In the previous 6 citations:
1. ‘There is no scientifically verifiable evidence’, not because studies did not show IOP lowering but because such studies aren’t allowed nor does the AAO accept that it should even be studied.
2. ‘None of these studies demonstrated that marijuana –or any of its components– could safely and effectively lower IOP any more than a variety of drugs on the market’. Here, the NEI/NIH points out that marijuana is lowering pressure no more than the drugs on the market. It is lowering pressure, just not more than the pharmaceuticals.
3. Coming out in 1998 this was, in effect a response to California’s passing the medical use of cannabis in 1996. Other states were legalizing the medical use of cannabis. This editorial was surmising the potential problems of smoked cannabis on retinal artery blood flow, mild lowering of systemic blood pressure, and the short duration of IOP-lowering effect of cannabis without recognizing the prolonged duration of action of ingested cannabinoids that can be designed to limit psychoactivity.
4. In 2007 dronabinol (synthetic THC) was shown to lower IOP and improve retinal blood, flow contradicting the assertions of harm from the Archives of Ophthalmology.

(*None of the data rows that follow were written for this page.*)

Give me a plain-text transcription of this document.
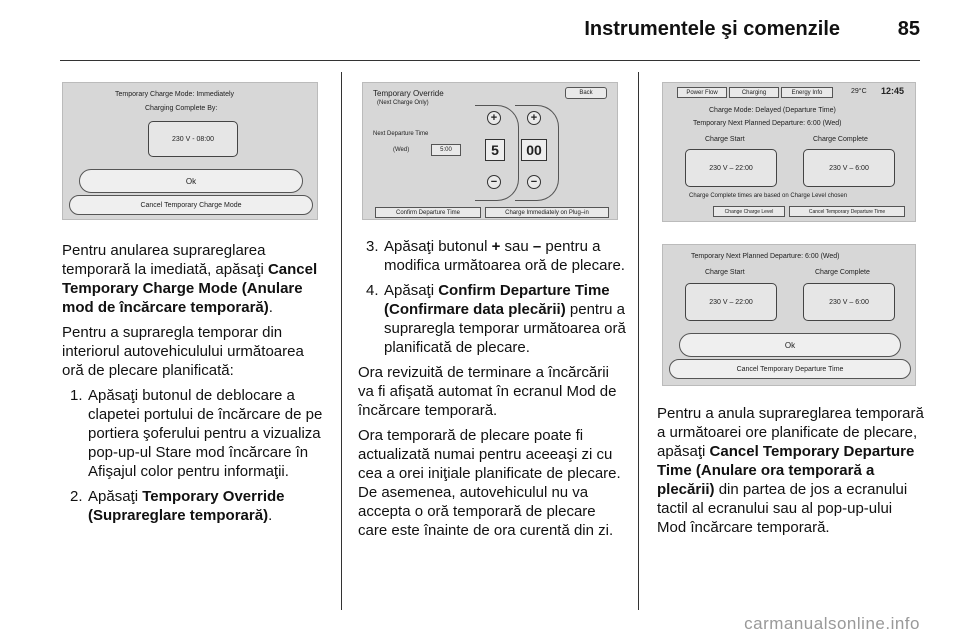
Instrumentele şi comenzile	85
Temporary Charge Mode: Immediately
Charging Complete By:
230 V - 08:00
Ok
Cancel Temporary Charge Mode

Pentru anularea suprareglarea temporară la imediată, apăsaţi Cancel Temporary Charge Mode (Anulare mod de încărcare temporară).

Pentru a supraregla temporar din interiorul autovehiculului următoarea oră de plecare planificată:

1. Apăsaţi butonul de deblocare a clapetei portului de încărcare de pe portiera şoferului pentru a vizualiza pop-up-ul Stare mod încărcare în Afişajul color pentru informaţii.
2. Apăsaţi Temporary Override (Suprareglare temporară).
Temporary Override
(Next Charge Only)
Back
Next Departure Time
(Wed)	5:00
+
5
−
+
00
−
Confirm Departure Time	Charge Immediately on Plug–in
3. Apăsaţi butonul + sau – pentru a modifica următoarea oră de plecare.
4. Apăsaţi Confirm Departure Time (Confirmare data plecării) pentru a supraregla temporar următoarea oră planificată de plecare.

Ora revizuită de terminare a încărcării va fi afişată automat în ecranul Mod de încărcare temporară.

Ora temporară de plecare poate fi actualizată numai pentru aceeaşi zi cu cea a orei iniţiale planificate de plecare. De asemenea, autovehiculul nu va accepta o oră temporară de plecare care este înainte de ora curentă din zi.

Power Flow	Charging	Energy Info	29°C 12:45
Charge Mode: Delayed (Departure Time)
Temporary Next Planned Departure: 6:00 (Wed)
Charge Start	Charge Complete
230 V – 22:00	230 V – 6:00
Charge Complete times are based on Charge Level chosen
Change Charge Level	Cancel Temporary Departure Time
Temporary Next Planned Departure: 6:00 (Wed)
Charge Start	Charge Complete
230 V – 22:00	230 V – 6:00
Ok
Cancel Temporary Departure Time

Pentru a anula suprareglarea temporară a următoarei ore planificate de plecare, apăsaţi Cancel Temporary Departure Time (Anulare ora temporară a plecării) din partea de jos a ecranului tactil al ecranului sau al pop-up-ului Mod încărcare temporară.

carmanualsonline.info
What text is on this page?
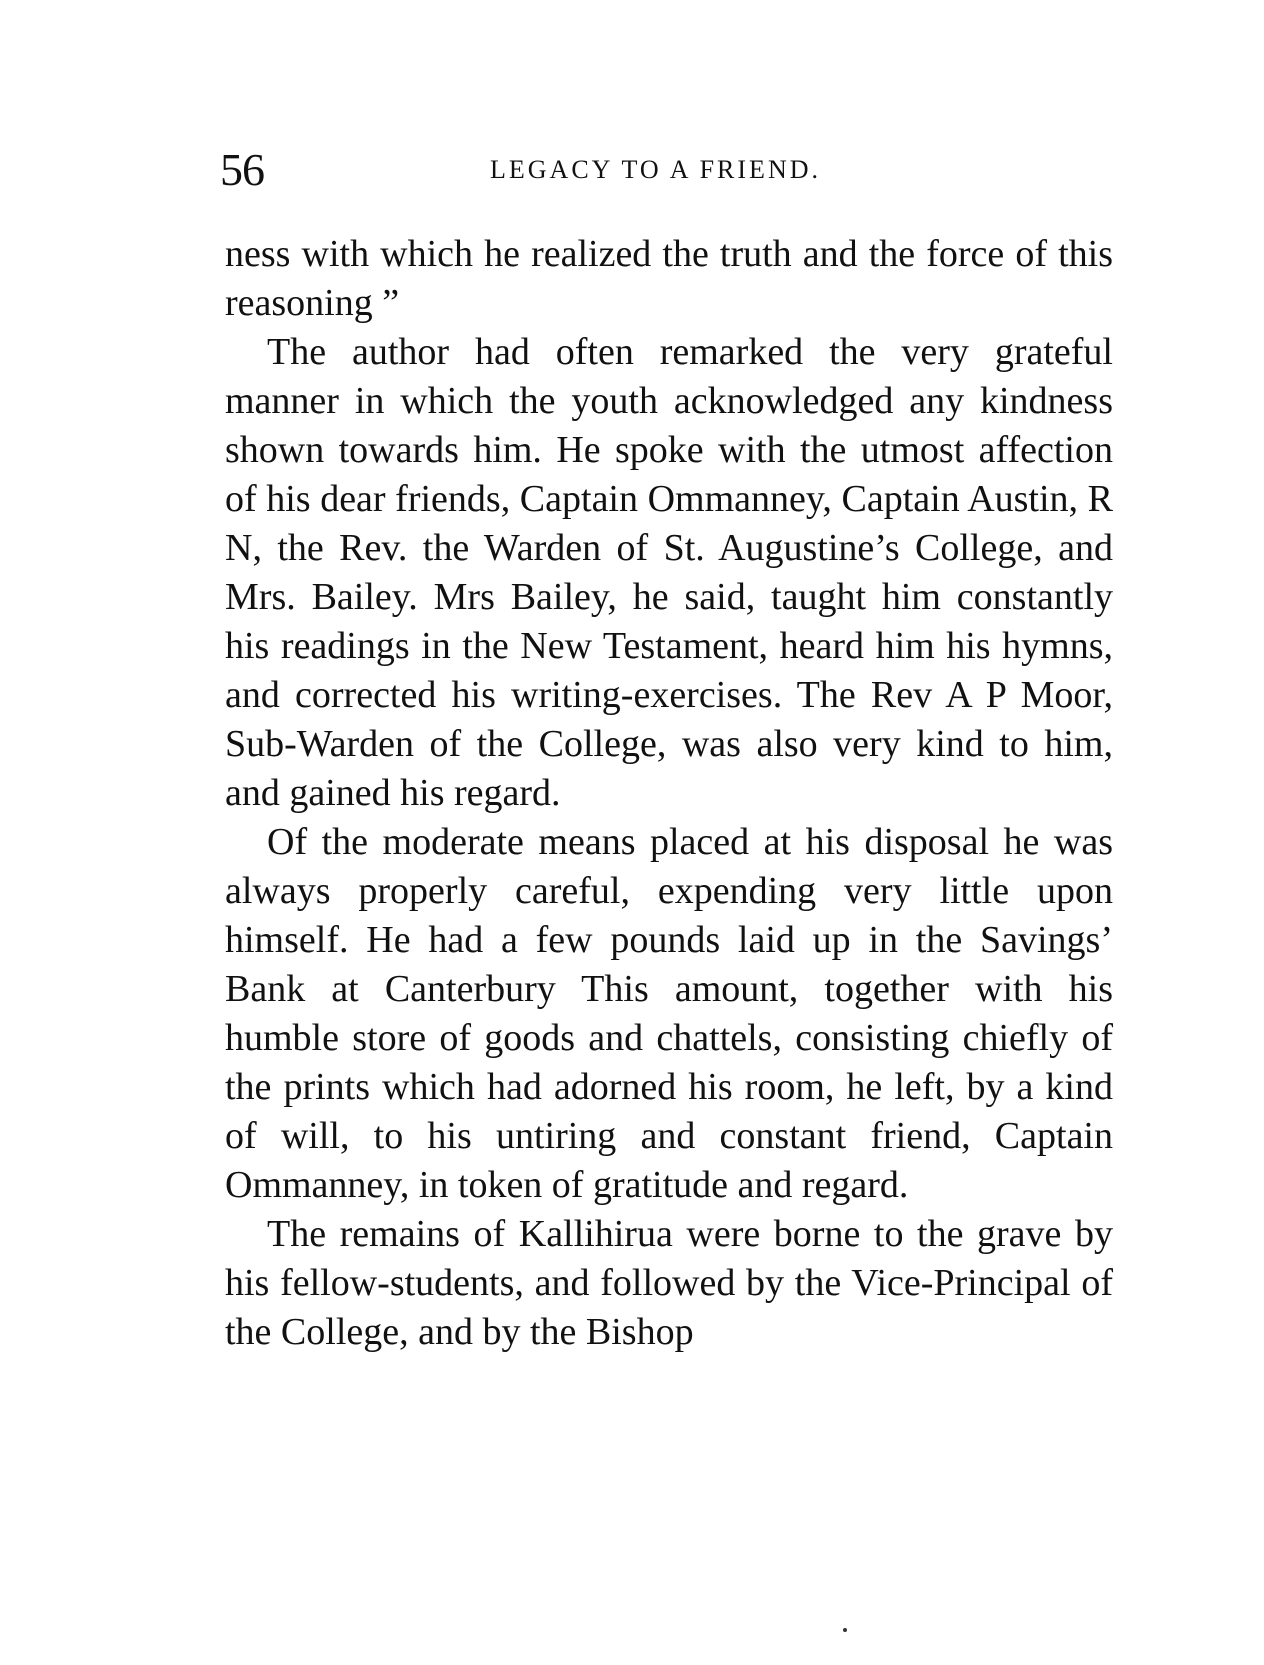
56	LEGACY TO A FRIEND.

ness with which he realized the truth and the force of this reasoning ”

The author had often remarked the very grateful manner in which the youth acknowledged any kindness shown towards him. He spoke with the utmost affection of his dear friends, Captain Ommanney, Captain Austin, R N, the Rev. the Warden of St. Augustine’s College, and Mrs. Bailey. Mrs Bailey, he said, taught him constantly his readings in the New Testament, heard him his hymns, and corrected his writing-exercises. The Rev A P Moor, Sub-Warden of the College, was also very kind to him, and gained his regard.

Of the moderate means placed at his disposal he was always properly careful, expending very little upon himself. He had a few pounds laid up in the Savings’ Bank at Canterbury This amount, together with his humble store of goods and chattels, consisting chiefly of the prints which had adorned his room, he left, by a kind of will, to his untiring and constant friend, Captain Ommanney, in token of gratitude and regard.

The remains of Kallihirua were borne to the grave by his fellow-students, and followed by the Vice-Principal of the College, and by the Bishop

5. Marijuana and Medicine: Assessing the Science Base, from the Institute of Medicine in 1999 attempted to summarize the earlier findings and opinion. Dr. John Benson, one of the authors, sums up the negatives: it is too short lived, requires too high a dosage, and has potential adverse effects. This is nothing more than opinion without a controlled trial of cannabis as a treatment for Glaucoma. Today, with hundreds of cannabis strains available, and numerous methods of administration, the IOM report needs updating.
6. The American Association of Ophthalmologists task force report in 2014 gets right to the crux of the matter: the ophthalmologists don’t want any competition from cannabis to interfere with their treatment modalities of drugs and surgeries. Nobody has even considered possible benefit from the neuroprotective aspects of cannabinoids —which may be as helpful in protecting the optic nerve as the IOP-lowering effects. Again, no research, no competition.
I hope this collection of documents is useful to you. The ophthalmologists I work with in California don’t want to cross the line with their AAO, fearing reprisals from their professional society. They prefer to refer their patients to me for adjunctive treatment with cannabis.